Frelon asiatique : la lutte s’organise | Interview de Sophie Pointeau

Classé danger sanitaire de 2ème catégorie, le frelon asiatique continue d’être une menace permanente pour les ruchers. Au sein de l’ITSAP, Sophie Pointeau travaille à temps plein pour évaluer et mettre au point des méthodes de lutte.
Quelle est votre formation et en quoi consiste votre mission ?
Sophie Pointeau : Après l’obtention de mon doctorat en bio-écologie des interactions plante-insecte à l’Université d’Orléans, j’ai effectué deux post-doctorats, l’un à l’Université d’Amiens, l’autre à l’INRA d’Avignon. Missionné par la DGAL pour travailler sur la question du frelon asiatique, l’ITSAP recrutait un scientifique pour cette mission au printemps 2016. J’ai donc démarré en mars pour animer deux études sur des méthodes de lutte, avec l’aide d’un comité opérationnel composé de membres de l’ITSAP, d’un collaborateur du Museum national d’histoire naturelle et d’une personne de l’ADAPI.
La première étude porte sur le piégeage des femelles…
S.P. Oui, nous évaluons l’efficacité du piégeage des femelles fondatrices au printemps en analysant différents types variables dans 4 départements test, le Morbihan, la Vendée, les Pyrénées Atlantiques et les Alpes Maritimes.
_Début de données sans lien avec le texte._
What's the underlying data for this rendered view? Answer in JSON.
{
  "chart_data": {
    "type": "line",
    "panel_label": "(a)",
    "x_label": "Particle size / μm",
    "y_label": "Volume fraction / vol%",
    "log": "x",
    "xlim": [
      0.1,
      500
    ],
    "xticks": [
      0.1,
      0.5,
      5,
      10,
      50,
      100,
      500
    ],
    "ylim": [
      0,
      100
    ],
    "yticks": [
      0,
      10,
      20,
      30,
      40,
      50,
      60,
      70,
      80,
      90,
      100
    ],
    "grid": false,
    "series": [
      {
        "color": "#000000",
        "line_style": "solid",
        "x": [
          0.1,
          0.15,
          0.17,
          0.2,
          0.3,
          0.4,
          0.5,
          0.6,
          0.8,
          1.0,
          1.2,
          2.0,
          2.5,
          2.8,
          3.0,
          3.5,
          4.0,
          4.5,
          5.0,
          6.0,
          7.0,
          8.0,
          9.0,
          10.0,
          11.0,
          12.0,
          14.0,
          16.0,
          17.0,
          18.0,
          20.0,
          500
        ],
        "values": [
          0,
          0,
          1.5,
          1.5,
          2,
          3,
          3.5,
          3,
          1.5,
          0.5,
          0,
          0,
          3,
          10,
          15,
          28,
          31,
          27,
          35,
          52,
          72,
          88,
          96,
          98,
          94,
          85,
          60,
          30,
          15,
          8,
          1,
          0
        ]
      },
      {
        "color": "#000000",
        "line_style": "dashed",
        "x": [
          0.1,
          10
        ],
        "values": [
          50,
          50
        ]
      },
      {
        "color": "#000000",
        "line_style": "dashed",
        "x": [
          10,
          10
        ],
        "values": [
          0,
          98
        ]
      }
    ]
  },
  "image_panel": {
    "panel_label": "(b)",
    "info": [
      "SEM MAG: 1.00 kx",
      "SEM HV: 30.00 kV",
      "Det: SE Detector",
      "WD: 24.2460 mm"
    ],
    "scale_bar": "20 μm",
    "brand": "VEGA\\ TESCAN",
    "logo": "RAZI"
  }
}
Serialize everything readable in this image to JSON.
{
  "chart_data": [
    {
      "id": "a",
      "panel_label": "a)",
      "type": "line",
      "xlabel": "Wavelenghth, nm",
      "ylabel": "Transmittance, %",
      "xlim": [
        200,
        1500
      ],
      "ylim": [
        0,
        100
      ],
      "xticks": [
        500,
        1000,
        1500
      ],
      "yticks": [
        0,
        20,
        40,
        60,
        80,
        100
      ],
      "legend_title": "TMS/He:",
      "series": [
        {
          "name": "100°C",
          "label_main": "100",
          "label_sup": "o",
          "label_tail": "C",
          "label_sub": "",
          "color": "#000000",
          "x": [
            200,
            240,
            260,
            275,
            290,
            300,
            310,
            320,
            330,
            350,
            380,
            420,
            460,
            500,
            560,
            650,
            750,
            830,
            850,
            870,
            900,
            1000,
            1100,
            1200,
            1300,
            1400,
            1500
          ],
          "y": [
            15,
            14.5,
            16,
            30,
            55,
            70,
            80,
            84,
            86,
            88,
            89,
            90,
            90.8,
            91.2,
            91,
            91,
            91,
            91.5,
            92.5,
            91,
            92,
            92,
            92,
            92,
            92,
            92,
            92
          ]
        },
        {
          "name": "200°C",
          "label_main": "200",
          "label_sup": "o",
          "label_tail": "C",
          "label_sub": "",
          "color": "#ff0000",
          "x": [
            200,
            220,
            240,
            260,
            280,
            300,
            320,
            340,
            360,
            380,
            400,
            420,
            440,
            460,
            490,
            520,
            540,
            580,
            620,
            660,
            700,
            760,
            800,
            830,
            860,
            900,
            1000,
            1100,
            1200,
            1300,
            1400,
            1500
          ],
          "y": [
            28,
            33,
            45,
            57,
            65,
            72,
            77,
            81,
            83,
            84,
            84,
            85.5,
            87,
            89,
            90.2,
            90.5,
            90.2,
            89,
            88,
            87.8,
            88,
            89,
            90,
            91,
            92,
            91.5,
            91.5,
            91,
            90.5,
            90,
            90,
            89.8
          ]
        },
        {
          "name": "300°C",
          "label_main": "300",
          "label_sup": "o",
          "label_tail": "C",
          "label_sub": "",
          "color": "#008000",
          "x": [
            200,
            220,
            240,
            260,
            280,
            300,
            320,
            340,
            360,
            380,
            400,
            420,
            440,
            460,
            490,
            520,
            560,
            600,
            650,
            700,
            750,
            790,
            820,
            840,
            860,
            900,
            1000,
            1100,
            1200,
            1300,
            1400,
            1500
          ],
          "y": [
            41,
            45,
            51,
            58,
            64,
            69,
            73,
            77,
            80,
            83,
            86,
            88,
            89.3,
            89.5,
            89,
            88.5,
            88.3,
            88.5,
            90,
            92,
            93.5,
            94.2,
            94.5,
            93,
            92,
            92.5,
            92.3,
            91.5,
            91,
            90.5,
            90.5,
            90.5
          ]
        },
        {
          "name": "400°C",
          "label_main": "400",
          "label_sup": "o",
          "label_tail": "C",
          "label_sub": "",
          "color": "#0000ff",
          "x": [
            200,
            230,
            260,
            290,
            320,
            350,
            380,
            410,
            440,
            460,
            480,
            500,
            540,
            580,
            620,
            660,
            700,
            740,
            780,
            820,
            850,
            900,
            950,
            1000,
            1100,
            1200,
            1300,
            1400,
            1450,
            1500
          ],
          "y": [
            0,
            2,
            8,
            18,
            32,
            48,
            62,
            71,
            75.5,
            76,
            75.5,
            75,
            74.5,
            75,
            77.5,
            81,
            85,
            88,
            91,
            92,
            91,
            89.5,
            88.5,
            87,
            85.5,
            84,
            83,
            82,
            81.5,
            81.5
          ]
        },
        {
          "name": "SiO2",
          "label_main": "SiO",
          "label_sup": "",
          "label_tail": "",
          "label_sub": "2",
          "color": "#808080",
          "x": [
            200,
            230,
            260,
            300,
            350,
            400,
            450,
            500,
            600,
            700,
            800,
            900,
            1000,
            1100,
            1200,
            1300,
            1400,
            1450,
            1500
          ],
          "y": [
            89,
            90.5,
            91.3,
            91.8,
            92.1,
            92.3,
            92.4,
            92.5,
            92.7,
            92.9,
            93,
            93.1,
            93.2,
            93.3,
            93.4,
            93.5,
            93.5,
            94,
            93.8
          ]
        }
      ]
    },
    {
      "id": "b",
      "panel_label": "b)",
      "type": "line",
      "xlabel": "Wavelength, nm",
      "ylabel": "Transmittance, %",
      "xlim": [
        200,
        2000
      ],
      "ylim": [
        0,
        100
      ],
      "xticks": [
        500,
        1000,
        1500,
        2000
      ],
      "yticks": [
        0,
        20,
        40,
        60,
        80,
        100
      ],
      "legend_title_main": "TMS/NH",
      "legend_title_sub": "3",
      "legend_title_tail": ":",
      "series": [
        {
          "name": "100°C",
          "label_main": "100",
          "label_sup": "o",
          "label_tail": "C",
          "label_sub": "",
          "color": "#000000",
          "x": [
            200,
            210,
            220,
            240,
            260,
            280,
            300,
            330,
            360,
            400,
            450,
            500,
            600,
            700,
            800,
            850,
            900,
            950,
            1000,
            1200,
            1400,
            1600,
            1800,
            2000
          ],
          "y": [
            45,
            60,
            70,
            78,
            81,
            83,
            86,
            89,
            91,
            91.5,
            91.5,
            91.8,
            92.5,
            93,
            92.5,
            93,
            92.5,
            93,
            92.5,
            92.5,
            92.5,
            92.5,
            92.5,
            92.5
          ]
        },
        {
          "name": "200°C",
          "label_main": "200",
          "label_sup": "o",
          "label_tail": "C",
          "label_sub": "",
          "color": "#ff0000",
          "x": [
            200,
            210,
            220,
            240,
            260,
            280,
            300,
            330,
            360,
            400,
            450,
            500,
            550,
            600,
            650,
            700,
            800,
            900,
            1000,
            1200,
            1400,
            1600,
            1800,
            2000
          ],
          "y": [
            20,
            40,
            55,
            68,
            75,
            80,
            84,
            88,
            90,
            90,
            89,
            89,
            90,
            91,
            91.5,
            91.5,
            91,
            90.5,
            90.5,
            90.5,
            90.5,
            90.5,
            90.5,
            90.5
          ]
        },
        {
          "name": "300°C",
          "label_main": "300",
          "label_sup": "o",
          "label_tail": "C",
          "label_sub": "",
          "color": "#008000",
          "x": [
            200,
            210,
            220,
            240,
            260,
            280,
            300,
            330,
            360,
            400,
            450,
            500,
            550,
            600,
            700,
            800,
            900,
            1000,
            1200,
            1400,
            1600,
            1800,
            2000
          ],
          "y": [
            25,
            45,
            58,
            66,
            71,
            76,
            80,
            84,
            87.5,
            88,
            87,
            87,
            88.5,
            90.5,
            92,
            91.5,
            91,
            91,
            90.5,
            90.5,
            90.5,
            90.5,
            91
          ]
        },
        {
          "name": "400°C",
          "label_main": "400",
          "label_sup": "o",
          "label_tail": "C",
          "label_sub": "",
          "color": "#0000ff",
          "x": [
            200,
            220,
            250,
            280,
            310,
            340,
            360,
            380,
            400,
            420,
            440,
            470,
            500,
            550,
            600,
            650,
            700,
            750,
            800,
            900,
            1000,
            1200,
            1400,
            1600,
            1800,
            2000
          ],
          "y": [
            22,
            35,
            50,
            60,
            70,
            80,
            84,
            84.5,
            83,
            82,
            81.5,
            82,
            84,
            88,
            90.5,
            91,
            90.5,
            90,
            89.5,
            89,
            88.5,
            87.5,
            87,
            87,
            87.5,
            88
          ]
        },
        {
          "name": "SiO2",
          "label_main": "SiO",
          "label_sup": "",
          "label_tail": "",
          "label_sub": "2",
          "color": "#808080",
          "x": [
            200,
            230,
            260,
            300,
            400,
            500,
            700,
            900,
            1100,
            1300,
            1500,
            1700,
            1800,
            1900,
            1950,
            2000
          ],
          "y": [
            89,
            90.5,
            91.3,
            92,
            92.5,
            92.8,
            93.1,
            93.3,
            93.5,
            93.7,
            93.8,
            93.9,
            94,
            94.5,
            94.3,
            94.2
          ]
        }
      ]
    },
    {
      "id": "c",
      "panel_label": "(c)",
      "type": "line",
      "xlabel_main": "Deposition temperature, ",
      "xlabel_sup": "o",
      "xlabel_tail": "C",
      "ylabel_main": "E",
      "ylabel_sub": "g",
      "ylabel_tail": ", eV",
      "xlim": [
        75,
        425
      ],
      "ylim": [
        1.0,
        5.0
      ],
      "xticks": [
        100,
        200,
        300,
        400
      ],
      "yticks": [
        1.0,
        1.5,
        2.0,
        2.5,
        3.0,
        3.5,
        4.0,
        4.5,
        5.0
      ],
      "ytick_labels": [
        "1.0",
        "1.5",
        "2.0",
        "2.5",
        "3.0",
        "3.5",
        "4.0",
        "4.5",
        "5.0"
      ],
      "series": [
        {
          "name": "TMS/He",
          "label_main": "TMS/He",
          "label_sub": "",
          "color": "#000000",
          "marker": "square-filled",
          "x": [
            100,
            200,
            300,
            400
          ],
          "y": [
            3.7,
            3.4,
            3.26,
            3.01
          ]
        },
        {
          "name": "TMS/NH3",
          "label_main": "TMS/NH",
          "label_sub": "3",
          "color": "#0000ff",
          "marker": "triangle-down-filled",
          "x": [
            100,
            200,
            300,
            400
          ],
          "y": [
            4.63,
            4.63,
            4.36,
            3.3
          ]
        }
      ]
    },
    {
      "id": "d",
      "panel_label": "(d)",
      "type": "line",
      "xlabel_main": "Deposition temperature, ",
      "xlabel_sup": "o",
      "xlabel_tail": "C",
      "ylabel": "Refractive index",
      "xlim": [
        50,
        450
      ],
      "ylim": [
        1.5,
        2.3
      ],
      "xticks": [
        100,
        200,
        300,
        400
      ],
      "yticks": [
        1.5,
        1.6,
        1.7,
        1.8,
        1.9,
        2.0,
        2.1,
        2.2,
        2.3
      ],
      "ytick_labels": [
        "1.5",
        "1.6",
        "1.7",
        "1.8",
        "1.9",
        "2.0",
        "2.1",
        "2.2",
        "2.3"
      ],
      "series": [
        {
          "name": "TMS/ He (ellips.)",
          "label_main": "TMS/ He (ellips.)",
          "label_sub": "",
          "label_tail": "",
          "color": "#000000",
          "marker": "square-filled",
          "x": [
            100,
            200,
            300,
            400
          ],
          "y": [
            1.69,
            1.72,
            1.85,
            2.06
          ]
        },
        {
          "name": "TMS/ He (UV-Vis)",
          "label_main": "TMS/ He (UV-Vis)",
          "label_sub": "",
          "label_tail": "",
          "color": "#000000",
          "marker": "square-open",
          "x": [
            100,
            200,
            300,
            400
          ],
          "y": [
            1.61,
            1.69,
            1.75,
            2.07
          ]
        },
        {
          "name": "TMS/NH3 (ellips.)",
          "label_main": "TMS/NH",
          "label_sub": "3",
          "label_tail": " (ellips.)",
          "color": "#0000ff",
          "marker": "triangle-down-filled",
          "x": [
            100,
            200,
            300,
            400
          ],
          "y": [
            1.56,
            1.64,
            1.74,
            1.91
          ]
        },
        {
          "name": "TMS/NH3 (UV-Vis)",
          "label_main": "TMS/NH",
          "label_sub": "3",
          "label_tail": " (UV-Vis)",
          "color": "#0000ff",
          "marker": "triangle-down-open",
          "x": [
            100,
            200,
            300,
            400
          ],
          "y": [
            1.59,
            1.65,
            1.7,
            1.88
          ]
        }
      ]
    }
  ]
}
Nous sommes dans une démarche de science collaborative qui implique des bénévoles (particuliers, apiculteurs) qui se chargent de collecter les données sur le terrain. Ils ont été contactés après une campagne de communication importante faite auprès des collectivités, des associations, des écoles, des sociétés de chasse. Des animateurs locaux centralisent et nous transmettent ces données afin que nous puissions les analyser. Le but était pour nous d’impliquer de nombreuses personnes dans cette étude de manière à recueillir un maximum de données.
Où en êtes-vous de l’analyse de ces données justement ?
Le piégeage a eu lieu jusqu’à fin mai et les nids sont actifs jusqu’en novembre donc nous attendons encore des remontées d’informations. Elles seront analysées selon 3 paramètres : le piégeage des fondatrices, le recensement des nids de frelons et la pression de prédation sur les ruchers. 2016 est une année de mise en place du dispositif et de la méthodologie sur lesquels on capitalisera en 2017. Nous bénéficions d’un puissant réseau installé grâce à la grande motivation des partenaires locaux.
Quel est l’objet de la seconde étude ?
Elle cherche à proposer un moyen de lutte à partir d’un appât contaminé avec un insecticide. Tout reste à découvrir : quelle forme d’appât utiliser ? Avec quelle substance active ? A quel dosage ? Nous voulons tester 3 substances actives. Lorsque nous aurons déterminé la bonne formulation, il faudra l’intégrer dans un appât et le tester. Notre étude prend en compte également le risque de rémanence des résidus d’insecticide dans les nids visés. Nous devons mesurer si ce moyen de lutte représente un risque pour l’environnement ou non.
Mais nos premiers essais n’ont pas abouti car nous n’avons pas trouvé suffisamment de nids. Les déclarants des nids veulent les voir détruits et acceptent mal leur maintien pour des raisons expérimentales. L’idée est maintenant de tester en laboratoire les substances actives sur le couvain de frelons asiatiques puis, si les résultats sont concluants, de mener l’expérimentation sur site. Ces essais sont prévus pour 2017. Nous travaillons sur des organismes vivants, notre planning est donc tributaire du cycle biologique de l’insecte et ce type d’études se déroule sur plusieurs années.